Chris Anderson looks at the paradigm shift that led to the embracing of "waste", and in turn, to our modern world:
Don't blame Honeywell — blame the computing world of the 1960s. In those days, computers were expensive mainframes. Because processing power was so scarce and valuable, it was reserved for use by IT professionals, mostly working for big companies and the government. Engineers both built the computers and decided how to use them — no wonder they couldn't think of nonengineering applications.
But as the Kitchen Computer hinted, computers would soon get smaller and cheaper. This would take them out of the glass boxes of the mainframe world — and away from the IT establishment — and put them in the hands of consumers. And the real transformation would come when those regular folks found new ways to use computers, revealing their true potential.

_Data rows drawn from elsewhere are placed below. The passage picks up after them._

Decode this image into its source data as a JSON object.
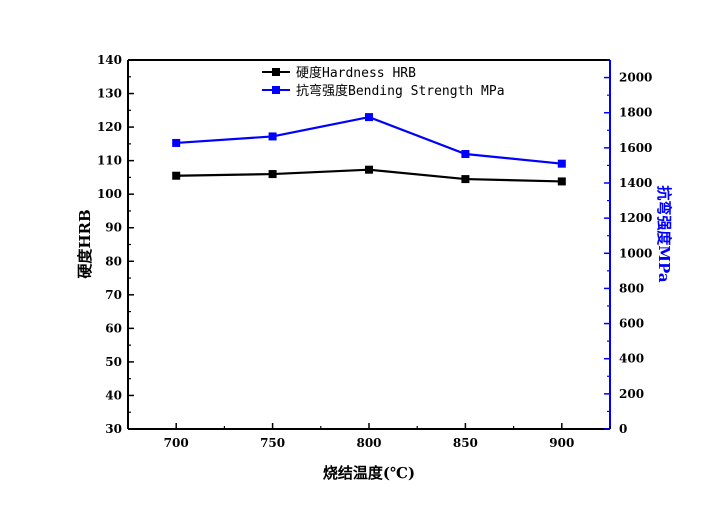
{
  "chart_data": {
    "type": "line",
    "title": "",
    "xlabel": "烧结温度(℃)",
    "ylabel": "硬度HRB",
    "y2label": "抗弯强度MPa",
    "x": [
      700,
      750,
      800,
      850,
      900
    ],
    "xlim": [
      675,
      925
    ],
    "ylim": [
      30,
      140
    ],
    "y2lim": [
      0,
      2100
    ],
    "x_ticks": [
      "700",
      "750",
      "800",
      "850",
      "900"
    ],
    "y_ticks": [
      "30",
      "40",
      "50",
      "60",
      "70",
      "80",
      "90",
      "100",
      "110",
      "120",
      "130",
      "140"
    ],
    "y2_ticks": [
      "0",
      "200",
      "400",
      "600",
      "800",
      "1000",
      "1200",
      "1400",
      "1600",
      "1800",
      "2000"
    ],
    "legend_position": "top-center",
    "grid": false,
    "series": [
      {
        "name": "硬度Hardness HRB",
        "axis": "left",
        "color": "#000000",
        "marker": "square",
        "values": [
          105.5,
          106.0,
          107.3,
          104.5,
          103.8
        ]
      },
      {
        "name": "抗弯强度Bending Strength MPa",
        "axis": "right",
        "color": "#0000ff",
        "marker": "square",
        "values": [
          1628,
          1665,
          1775,
          1565,
          1510
        ]
      }
    ]
  }
}
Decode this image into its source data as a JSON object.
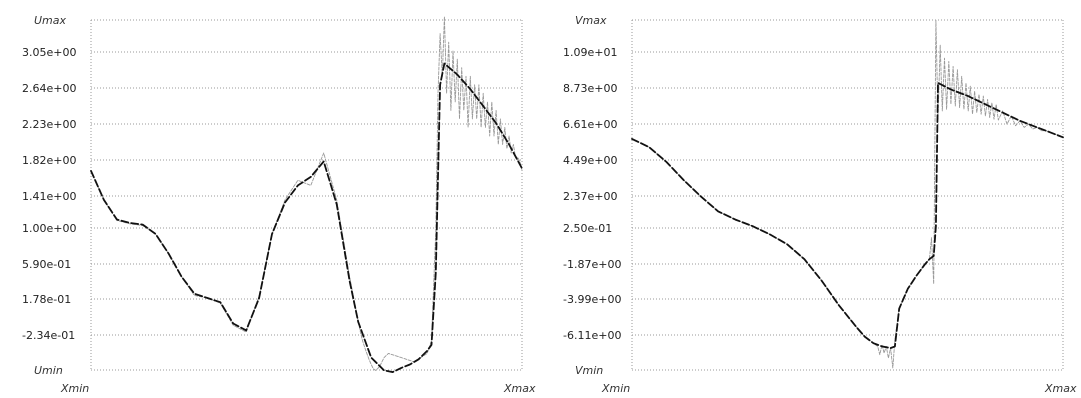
{
  "chart_data": [
    {
      "type": "line",
      "title": "",
      "xlabel": "",
      "ylabel": "",
      "x_range_labels": [
        "Xmin",
        "Xmax"
      ],
      "y_range_labels": [
        "Umin",
        "Umax"
      ],
      "y_tick_labels": [
        "3.05e+00",
        "2.64e+00",
        "2.23e+00",
        "1.82e+00",
        "1.41e+00",
        "1.00e+00",
        "5.90e-01",
        "1.78e-01",
        "-2.34e-01"
      ],
      "ylim": [
        -0.645,
        3.46
      ],
      "grid": true,
      "series": [
        {
          "style": "solid",
          "color": "#999999",
          "x": [
            0.0,
            0.03,
            0.06,
            0.09,
            0.12,
            0.15,
            0.18,
            0.21,
            0.24,
            0.27,
            0.3,
            0.33,
            0.36,
            0.39,
            0.42,
            0.45,
            0.48,
            0.51,
            0.54,
            0.57,
            0.6,
            0.62,
            0.625,
            0.63,
            0.635,
            0.64,
            0.645,
            0.65,
            0.655,
            0.66,
            0.665,
            0.67,
            0.675,
            0.68,
            0.69,
            0.72,
            0.75,
            0.78,
            0.79,
            0.8,
            0.805,
            0.81,
            0.815,
            0.82,
            0.825,
            0.83,
            0.835,
            0.84,
            0.845,
            0.85,
            0.855,
            0.86,
            0.865,
            0.87,
            0.875,
            0.88,
            0.885,
            0.89,
            0.895,
            0.9,
            0.905,
            0.91,
            0.915,
            0.92,
            0.925,
            0.93,
            0.935,
            0.94,
            0.945,
            0.95,
            0.955,
            0.96,
            0.965,
            0.97,
            0.975,
            0.98,
            0.985,
            0.99,
            0.995,
            1.0
          ],
          "y": [
            1.69,
            1.35,
            1.11,
            1.07,
            1.05,
            0.95,
            0.72,
            0.45,
            0.23,
            0.2,
            0.14,
            -0.12,
            -0.2,
            0.22,
            0.95,
            1.35,
            1.58,
            1.52,
            1.9,
            1.35,
            0.45,
            -0.07,
            -0.2,
            -0.3,
            -0.38,
            -0.45,
            -0.52,
            -0.58,
            -0.63,
            -0.65,
            -0.63,
            -0.6,
            -0.55,
            -0.5,
            -0.45,
            -0.5,
            -0.55,
            -0.45,
            -0.3,
            1.0,
            2.6,
            3.3,
            2.8,
            3.5,
            2.6,
            3.2,
            2.4,
            3.1,
            2.5,
            3.0,
            2.3,
            2.9,
            2.4,
            2.8,
            2.2,
            2.8,
            2.3,
            2.7,
            2.3,
            2.7,
            2.2,
            2.6,
            2.2,
            2.5,
            2.1,
            2.5,
            2.1,
            2.4,
            2.0,
            2.3,
            2.0,
            2.2,
            1.95,
            2.1,
            1.9,
            2.0,
            1.85,
            1.85,
            1.8,
            1.7
          ]
        },
        {
          "style": "dashed",
          "color": "#111111",
          "x": [
            0.0,
            0.03,
            0.06,
            0.09,
            0.12,
            0.15,
            0.18,
            0.21,
            0.24,
            0.27,
            0.3,
            0.33,
            0.36,
            0.39,
            0.42,
            0.45,
            0.48,
            0.51,
            0.54,
            0.57,
            0.6,
            0.62,
            0.65,
            0.68,
            0.7,
            0.72,
            0.74,
            0.76,
            0.78,
            0.79,
            0.8,
            0.81,
            0.82,
            0.85,
            0.88,
            0.91,
            0.94,
            0.97,
            1.0
          ],
          "y": [
            1.69,
            1.35,
            1.12,
            1.08,
            1.06,
            0.95,
            0.72,
            0.45,
            0.25,
            0.2,
            0.15,
            -0.1,
            -0.18,
            0.2,
            0.95,
            1.32,
            1.52,
            1.62,
            1.8,
            1.3,
            0.4,
            -0.08,
            -0.5,
            -0.65,
            -0.67,
            -0.62,
            -0.58,
            -0.52,
            -0.42,
            -0.35,
            0.5,
            2.7,
            2.95,
            2.82,
            2.65,
            2.45,
            2.25,
            2.0,
            1.72
          ]
        }
      ]
    },
    {
      "type": "line",
      "title": "",
      "xlabel": "",
      "ylabel": "",
      "x_range_labels": [
        "Xmin",
        "Xmax"
      ],
      "y_range_labels": [
        "Vmin",
        "Vmax"
      ],
      "y_tick_labels": [
        "1.09e+01",
        "8.73e+00",
        "6.61e+00",
        "4.49e+00",
        "2.37e+00",
        "2.50e-01",
        "-1.87e+00",
        "-3.99e+00",
        "-6.11e+00"
      ],
      "ylim": [
        -8.23,
        13.02
      ],
      "grid": true,
      "series": [
        {
          "style": "solid",
          "color": "#999999",
          "x": [
            0.0,
            0.04,
            0.08,
            0.12,
            0.16,
            0.2,
            0.24,
            0.28,
            0.32,
            0.36,
            0.4,
            0.44,
            0.48,
            0.52,
            0.54,
            0.56,
            0.57,
            0.575,
            0.58,
            0.585,
            0.59,
            0.595,
            0.6,
            0.605,
            0.61,
            0.62,
            0.64,
            0.66,
            0.68,
            0.69,
            0.695,
            0.7,
            0.705,
            0.71,
            0.715,
            0.72,
            0.725,
            0.73,
            0.735,
            0.74,
            0.745,
            0.75,
            0.755,
            0.76,
            0.765,
            0.77,
            0.775,
            0.78,
            0.785,
            0.79,
            0.795,
            0.8,
            0.805,
            0.81,
            0.815,
            0.82,
            0.825,
            0.83,
            0.835,
            0.84,
            0.845,
            0.85,
            0.86,
            0.87,
            0.88,
            0.89,
            0.9,
            0.91,
            0.92,
            0.93,
            0.94,
            0.95,
            0.96,
            0.97,
            0.98,
            0.99,
            1.0
          ],
          "y": [
            5.8,
            5.3,
            4.4,
            3.3,
            2.3,
            1.4,
            0.9,
            0.5,
            0.0,
            -0.6,
            -1.5,
            -2.8,
            -4.3,
            -5.6,
            -6.2,
            -6.6,
            -6.8,
            -7.3,
            -6.7,
            -7.2,
            -6.8,
            -7.5,
            -6.9,
            -8.1,
            -6.4,
            -4.5,
            -3.3,
            -2.5,
            -1.8,
            -1.5,
            -0.2,
            -3.0,
            13.0,
            7.0,
            11.5,
            7.5,
            10.7,
            7.6,
            10.5,
            7.9,
            10.2,
            7.8,
            10.0,
            7.7,
            9.6,
            7.6,
            9.2,
            7.5,
            9.0,
            7.3,
            8.7,
            7.4,
            8.5,
            7.3,
            8.4,
            7.2,
            8.2,
            7.1,
            8.0,
            7.0,
            7.9,
            6.95,
            7.5,
            6.7,
            7.2,
            6.6,
            6.9,
            6.5,
            6.7,
            6.4,
            6.5,
            6.3,
            6.3,
            6.2,
            6.1,
            6.0,
            5.9
          ]
        },
        {
          "style": "dashed",
          "color": "#111111",
          "x": [
            0.0,
            0.04,
            0.08,
            0.12,
            0.16,
            0.2,
            0.24,
            0.28,
            0.32,
            0.36,
            0.4,
            0.44,
            0.48,
            0.52,
            0.54,
            0.56,
            0.58,
            0.6,
            0.61,
            0.62,
            0.64,
            0.66,
            0.68,
            0.69,
            0.7,
            0.705,
            0.71,
            0.74,
            0.78,
            0.82,
            0.86,
            0.9,
            0.94,
            0.97,
            1.0
          ],
          "y": [
            5.8,
            5.3,
            4.4,
            3.3,
            2.3,
            1.4,
            0.9,
            0.5,
            0.0,
            -0.6,
            -1.5,
            -2.8,
            -4.3,
            -5.6,
            -6.2,
            -6.6,
            -6.8,
            -6.9,
            -6.8,
            -4.5,
            -3.3,
            -2.5,
            -1.8,
            -1.5,
            -1.3,
            0.5,
            9.2,
            8.8,
            8.4,
            7.9,
            7.4,
            6.9,
            6.5,
            6.2,
            5.9
          ]
        }
      ]
    }
  ]
}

All this was possible because Alan Kay, an engineer at Xerox's Palo Alto Research Center in the 1970s, understood what Moore's law was doing to the cost of computing. He decided to do what writer George Gilder calls "wasting transistors." Rather than reserve computing power for core information processing, Kay used outrageous amounts of it for frivolous stuff like drawing cartoons on the screen. Those cartoons — icons, windows, pointers, and animations — became the graphical user interface and eventually the Mac. By 1970s IT standards, Kay had "wasted" computing power. But in doing so he made computers simple enough for all of us to use. And then we changed the world by finding applications for them that the technologists had never dreamed of.
Once upon a time, programs would be praised for their 'elegance' . . . that is doing something in the least possible number of instructions. Programs were, by modern standards, incredibly tiny. And, as a direct result, restricted to the expert users who could put them together in ways that did useful things. To the early computer users, we are incredibly wasteful in our abundance . . . but, as Chris Anderson points out, it was the deliberate "waste" which has led to the abundance we now enjoy.